— Ладно, уже, разошелся профессор, — бурчит генерал, — я тебя понял, «Vincere aut mori», «победить или умереть».
Заметив удивление в моих глазах, дед ухмыляется, — Что не ожидал? Не один ты латынь знаешь.
— Ладно, — продолжает Константин Николаевич, — помни, что ты обещал. Если с тобой что-то случится, наши шансы изменить историю к лучшему резко уменьшаются. Об отце с матерью и мне с бабкой уже не говорю. И вообще учти, что я уже, знаешь ли, уже не молод. Могу и представиться в любой момент.
— Дед прекрати, тебе еще жить и жить, — возмущенно начинаю я, но старик обрывает мою речь, властным взмахом руки.
— Ты все уяснил? — суровые глаза генерала пронизывают меня насквозь.
— Да, — медленно киваю, — Безрассудно на рожон лезть и язык распускать не буду. Не волнуйся. Я все контролирую.
— Хотелось бы верить, — беззлобно ворчит Константин Николаевич.
— Не переживай дед, я тебя не подведу. Слишком многое поставлено на карту, — пристально смотрю в глаза генералу. Наши взгляды скрещиваются словно два клинка.
Константин Николаевич медленно кивает. На мое плечо опускается крепкая рука деда.
— Считай, что ты меня убедил.
8 октября 1978 года. Воскресенье
8 октября 1978 года. Воскресенье
— Ну как понравилось выступление наших бойцов? — гремит голос сэнсея, отражаясь от стен зала гулким эхом. Мальцев картинно замирает в стойке с поднятыми вверх кулаками. Зеленый маскхалат красиво облегает атлетический торс.
Разбросанные в стороны Миркин, Потапенко, Волобуев правдоподобно изображают трупы. Полежав несколько секунд в живописных позах, ребята встают и подбирают макеты ножей и автомата Калашникова.

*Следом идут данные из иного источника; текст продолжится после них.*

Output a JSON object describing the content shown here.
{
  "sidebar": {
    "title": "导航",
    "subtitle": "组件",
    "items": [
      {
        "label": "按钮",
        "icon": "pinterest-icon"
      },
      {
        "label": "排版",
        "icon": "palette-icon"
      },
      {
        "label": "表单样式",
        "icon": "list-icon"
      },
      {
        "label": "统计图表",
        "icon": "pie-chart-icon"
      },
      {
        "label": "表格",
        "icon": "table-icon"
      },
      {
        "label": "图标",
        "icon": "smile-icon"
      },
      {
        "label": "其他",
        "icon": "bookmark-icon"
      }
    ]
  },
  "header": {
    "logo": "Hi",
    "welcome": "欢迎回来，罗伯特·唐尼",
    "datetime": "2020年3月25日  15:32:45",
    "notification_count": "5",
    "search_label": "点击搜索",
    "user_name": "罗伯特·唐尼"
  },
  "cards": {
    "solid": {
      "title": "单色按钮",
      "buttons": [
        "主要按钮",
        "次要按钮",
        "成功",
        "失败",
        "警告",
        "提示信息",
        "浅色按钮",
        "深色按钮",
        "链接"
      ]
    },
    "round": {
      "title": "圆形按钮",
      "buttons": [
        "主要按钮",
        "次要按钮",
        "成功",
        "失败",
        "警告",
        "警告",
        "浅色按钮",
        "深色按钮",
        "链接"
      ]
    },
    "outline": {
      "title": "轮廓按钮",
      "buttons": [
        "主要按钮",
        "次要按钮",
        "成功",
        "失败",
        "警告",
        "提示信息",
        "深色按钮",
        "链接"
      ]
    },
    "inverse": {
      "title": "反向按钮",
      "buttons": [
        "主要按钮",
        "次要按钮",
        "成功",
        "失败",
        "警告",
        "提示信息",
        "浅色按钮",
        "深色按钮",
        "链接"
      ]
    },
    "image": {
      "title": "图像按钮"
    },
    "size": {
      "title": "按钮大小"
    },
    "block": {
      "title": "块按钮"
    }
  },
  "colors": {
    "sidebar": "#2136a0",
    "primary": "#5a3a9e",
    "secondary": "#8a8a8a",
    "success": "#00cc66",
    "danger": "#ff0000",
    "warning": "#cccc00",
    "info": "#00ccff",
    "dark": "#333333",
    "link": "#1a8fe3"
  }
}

Зал взрывается бурным аплодисментами. Азартно хлопают в ладоши детдомовцы, бурно рукоплещет пришедшая из рабочих общежитий, заводов и ВУЗов молодежь, прочитавшая наши приглашения. Улыбается уголками губ Елена Станиславовна, прибывшая с большой толпой детдомовцев. Недалеко от неё, развязно привалившись к стенке, стоят белобрысый с Бидоном и остальная гоп-компания. По мелькающей в их глазах секундной растерянности и изумленным рожам, вижу: они впечатлены. Но через мгновение на лица гопников и их боевых подруг снова возвращаются кривые презрительные ухмылки.
«Ну ничего, через минуту я надолго сотру эти выражения с ваших морд», — злорадно думаю я.
Сейчас в зале не протолкнуться. Все пространство возле ковра забито людьми. Первые ряды сидят на заранее расставленных скамейках, последние стоят, заполняя пространство до самых стенок. Внимательно смотрю на окружающих. Равнодушных нет. Всех переполняют эмоции. Горящие восторгом глаза, раскрасневшиеся довольные лица. Вижу Ваню, Пашу и Аню, стоящих вместе с Тимуром Мансуровым, Смирновым и другими одноклассниками рядом с входом.